The Artichoke Society is the organisation for fulfilling, socially beneficial graduate careers. Our mission is to inspire and support students thinking about their career and to investigate the graduate labour market.
Marina Keegan We were inspired by Marina Keegan's Yale Daily News article 'Even artichokes have doubts', published in 2011, and received the support of the Artichoke Fund, founded by a group of Yale alumni in Keegan's memory. We felt that many of the issues explored in 'Even artichokes have doubts' among American students were just as widespread in UK universities, particularly at the LSE, and sought to create a network of like-minded students to bring about positive change.
Keegan was a Yale senior with a talent for journalism, who was expecting to take up a position at the New Yorker magazine upon graduating, but died tragically in a car accident soon after her article gained widespread coverage. Her piece was an attempt to understand why so many talented students, once full of inspiring ambitions, turned to financial and consulting careers. Her conclusions - that young people rarely aspired to these careers but fell into them through convenience, cultural expectation and a need for validation - struck a chord with many. The article has been reprinted in the New York Times and elsewhere.

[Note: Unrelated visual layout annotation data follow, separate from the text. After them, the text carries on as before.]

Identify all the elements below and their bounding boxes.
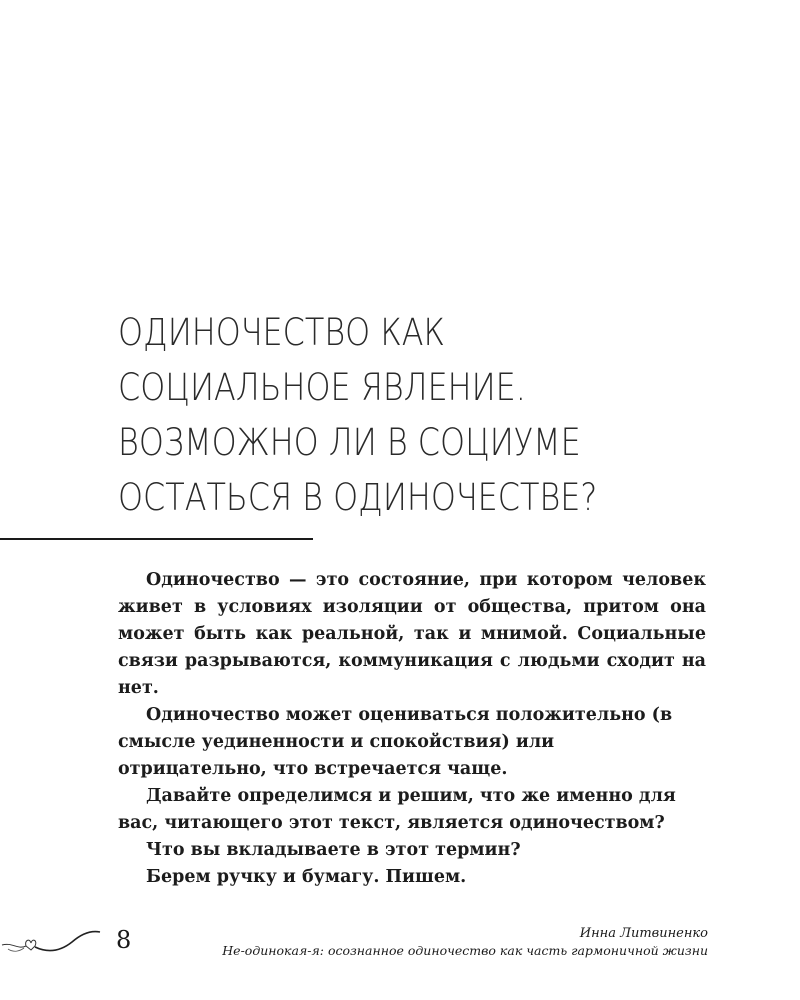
paragraph-4: Что вы вкладываете в этот термин? [146, 840, 521, 860]
chapter-title-line-1: ОДИНОЧЕСТВО КАК [118, 311, 445, 354]
chapter-title [118, 305, 668, 525]
running-head-book-title: Не-одинокая-я: осознанное одиночество как часть гармоничной жизни [222, 943, 708, 958]
running-head-author: Инна Литвиненко [579, 926, 708, 941]
chapter-title-line-4: ОСТАТЬСЯ В ОДИНОЧЕСТВЕ? [118, 476, 598, 519]
title-divider-rule [0, 538, 313, 540]
paragraph-1: Одиночество — это состояние, при котором человек живет в условиях изоляции от общества, притом она может быть как реальной, так и мнимой. Социальные связи разрываются, коммуникация с людьми сходит на нет. [118, 570, 706, 698]
chapter-title-line-3: ВОЗМОЖНО ЛИ В СОЦИУМЕ [118, 421, 581, 464]
chapter-title-line-2: СОЦИАЛЬНОЕ ЯВЛЕНИЕ. [118, 366, 526, 409]
paragraph-3: Давайте определимся и решим, что же именно для вас, читающего этот текст, является одиночеством? [118, 786, 676, 833]
body-text [118, 567, 706, 891]
paragraph-2: Одиночество может оцениваться положительно (в смысле уединенности и спокойствия) или отрицательно, что встречается чаще. [118, 705, 673, 779]
page-number: 8 [116, 926, 132, 954]
heart-flourish-icon [0, 920, 104, 960]
paragraph-5: Берем ручку и бумагу. Пишем. [146, 867, 467, 887]
running-head [222, 925, 708, 959]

A collection of articles by Keegan has recently been published as a widely praised book.
There has been increased interest in students' career decisions since Keegan's article and further discussion of the pressure on graduates to follow an expected career path, particularly in the US. In 2014, New York magazine writer Kevin Roose published 'Young Money', an investigation of Wall Street firms' successes in hiring bright graduates; Roose found that students were attracted by investment banks' polished, well-funded recruitment strategies and that young people perceived a career in investment banking as being relatively low risk while endowing them with credibility. Michael Gibson explored the 'path' phenomenon among Ivy League graduates in a 2014 Forbes article.
There has been less understanding or exploration of these issues in the UK, but it is clear that the same problems exist. The LSE, where students are perhaps even more susceptible to financial and consulting firms' tactics than elsewhere because of the focus on social sciences, has developed a reputation as a 'finishing school' for investment bankers.
Founded on the principle of the betterment of society, and once a centre of student activism, the LSE has, like Yale, become a key target for financial and consulting firms' recruiting teams. Indeed, in 2012/13, 34 per cent of graduates were employed in the banking, finance, accounting or consulting sector six months after graduating. According to the UK Graduate Careers Survey, in 2012, 41 per cent of students in their final year had applied for careers in investment banking and 26 per cent had applied for careers in management consulting.
Our research suggests that this data rarely reflects students' true aspirations, and we aim to ensure students are aware of all of the careers and paths available to them. We are not prescriptive, and recognise that too often students are exposed to the industries and sectors with the most resources and ability to advertise successfully. This leads to our brightest making decisions of convenience, rather than of passion.
We continue to be based at the LSE but our membership extends to students from around the world. Our focus is on researching students' career aspirations and opportunities, as well as providing resources to aid graduates making career choices. Our emphasis is on inspiring students by highlighting the stories of graduates who have successfully pursued an alternative path.